Quantitative real-time PCR

Total RNA was extracted using TRIzol (Invitrogen) according to the manufacturer’s instructions. RNA was reverse transcribed into cDNA using a RevertAid First Strand cDNA synthesis kit (Life Technologies). Quantitative real-time PCR was performed using SYBR Premix Ex Taq (Takara) on an ABI QuantStudio 7 Flex real-time PCR system. The primers used for quantitative real-time PCR are as follows: Hprt (forward, 5′-TCCTCCTCAGACCGCTTTT-3′; reverse, 5′-CCTGGTTCATCATCGCTAATC-3′), Lamp1 (forward, 5′-GTGGGAGTTGCGGTATCAAC-3′; reverse, 5′-TATTCAAGCGCACTCCTTGC-3′), Lamp2 (forward, 5′-CTAGGAGCCGTTCAGTCCAA-3′; reverse, 5′-CTTGCAGGTGAATACCCCAA-3′), Lyz1 (forward, 5′-GGACTCCTCCTGCTTTCTGT-3′; reverse, 5′-TAAACACACCCAGTCAGCCA-3′), Lyz2 (forward, 5′-GGACTCCTCCTGCTTTCTGT-3′; reverse, 5′-AGTCAGTGCTTTGGTCTCCA-3′), Ctsb (forward, 5′-TCTGAAGAAGCTGTGTGGCA-3′; reverse, 5′-TTGTTCCCGTGCATCAAAGG-3′) and Ctsc (forward, 5′-CTCGGTGATGGAAGCAACAG-3′; reverse, 5′-CTGATAGCTGTGTGGCCTCT-3′). The ΔΔCt method was used to calculate relative target gene expression to Hprt. For HBV RNA detection, the primers used are as follows: HBV 3.5 kb (forward, 5′-GAGTGTGGATTCGCACTCC-3′; reverse, 5′-GAGGCGAGGGAGTTCTTCT-3′) and HBV total (forward, 5′-TCACCAGCACCATGCAAC-3′; reverse, 5′-AAGCCACCCAAGGCACAG-3′). For HBV DNA detection in serum, HBV DNA was extracted from 200 µl of serum and measured following the manufacturer’s instructions (careHBV, Qiagen). The detection of HBV cccDNA was performed as reported50. After total DNA isolation from liver, a combination of digestion with XmaI and SacI restriction enzymes followed by T5 exonuclease was used to degrade HBV relaxed circular DNA and all the AAV DNA. The remaining undigested HBV cccDNA allows specific detection by quantitative real-time PCR. The primers used are forward, 5′ -TGCACTTCGCTTCACCT-3′; reverse, 5′ -AGGGGCATTTGGTGGTC-3′.

Statistical analysis

All analysis was performed using GraphPad Prism statistical software.
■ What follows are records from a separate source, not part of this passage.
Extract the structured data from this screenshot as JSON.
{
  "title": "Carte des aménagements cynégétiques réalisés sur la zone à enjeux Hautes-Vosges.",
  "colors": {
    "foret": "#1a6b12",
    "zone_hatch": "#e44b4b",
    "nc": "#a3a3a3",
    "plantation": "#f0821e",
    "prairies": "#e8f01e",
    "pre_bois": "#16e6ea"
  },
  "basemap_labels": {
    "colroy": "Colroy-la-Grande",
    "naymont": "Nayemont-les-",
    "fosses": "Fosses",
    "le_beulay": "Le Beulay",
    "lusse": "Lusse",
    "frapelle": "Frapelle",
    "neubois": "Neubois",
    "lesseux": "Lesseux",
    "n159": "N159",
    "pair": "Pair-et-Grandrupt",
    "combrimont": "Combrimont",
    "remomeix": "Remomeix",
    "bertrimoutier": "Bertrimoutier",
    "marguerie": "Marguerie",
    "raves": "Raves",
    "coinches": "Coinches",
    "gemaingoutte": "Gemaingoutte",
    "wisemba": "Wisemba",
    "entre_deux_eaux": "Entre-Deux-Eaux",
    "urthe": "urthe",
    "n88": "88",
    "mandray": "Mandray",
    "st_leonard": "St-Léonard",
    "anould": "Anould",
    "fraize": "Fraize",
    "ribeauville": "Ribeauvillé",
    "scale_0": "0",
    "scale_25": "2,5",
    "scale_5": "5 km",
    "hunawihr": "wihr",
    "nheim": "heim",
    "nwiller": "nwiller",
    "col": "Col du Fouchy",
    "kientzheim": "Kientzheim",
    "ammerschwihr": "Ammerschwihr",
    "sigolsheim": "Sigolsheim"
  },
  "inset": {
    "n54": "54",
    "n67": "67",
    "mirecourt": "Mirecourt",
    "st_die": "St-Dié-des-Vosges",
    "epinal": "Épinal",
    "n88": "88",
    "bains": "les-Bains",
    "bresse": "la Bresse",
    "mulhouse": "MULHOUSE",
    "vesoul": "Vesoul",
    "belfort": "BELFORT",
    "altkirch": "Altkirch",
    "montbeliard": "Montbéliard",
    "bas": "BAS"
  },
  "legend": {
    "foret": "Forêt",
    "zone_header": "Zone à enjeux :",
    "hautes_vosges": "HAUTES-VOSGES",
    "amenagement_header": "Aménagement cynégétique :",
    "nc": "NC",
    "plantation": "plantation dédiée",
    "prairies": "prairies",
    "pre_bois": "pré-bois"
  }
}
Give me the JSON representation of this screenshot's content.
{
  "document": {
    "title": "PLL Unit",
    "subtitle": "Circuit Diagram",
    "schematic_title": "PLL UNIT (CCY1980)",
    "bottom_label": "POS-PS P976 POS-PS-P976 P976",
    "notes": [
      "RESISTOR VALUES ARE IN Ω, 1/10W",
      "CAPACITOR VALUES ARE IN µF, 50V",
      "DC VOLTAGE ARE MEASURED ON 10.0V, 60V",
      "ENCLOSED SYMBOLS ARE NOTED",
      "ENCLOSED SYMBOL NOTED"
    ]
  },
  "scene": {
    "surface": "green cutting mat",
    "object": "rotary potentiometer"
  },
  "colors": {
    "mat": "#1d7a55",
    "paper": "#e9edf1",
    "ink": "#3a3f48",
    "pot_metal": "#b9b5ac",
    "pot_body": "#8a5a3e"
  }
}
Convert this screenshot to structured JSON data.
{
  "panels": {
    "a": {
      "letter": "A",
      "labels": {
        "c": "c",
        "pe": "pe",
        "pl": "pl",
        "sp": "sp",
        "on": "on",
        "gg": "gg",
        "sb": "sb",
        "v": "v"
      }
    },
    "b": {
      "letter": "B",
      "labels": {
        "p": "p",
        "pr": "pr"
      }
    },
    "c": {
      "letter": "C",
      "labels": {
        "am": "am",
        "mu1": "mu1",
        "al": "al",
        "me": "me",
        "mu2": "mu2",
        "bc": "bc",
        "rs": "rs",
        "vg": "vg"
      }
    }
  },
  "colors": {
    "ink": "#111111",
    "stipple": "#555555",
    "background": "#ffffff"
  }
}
All of the data were analysed using an unpaired two-tailed t-test or paired two-tailed t-test. The results are expressed as the mean ± s.e.m. A value of P < 0.05 was considered statistically significant.

Reporting Summary

Further information on research design is available in the Nature Research Reporting Summary linked to this article.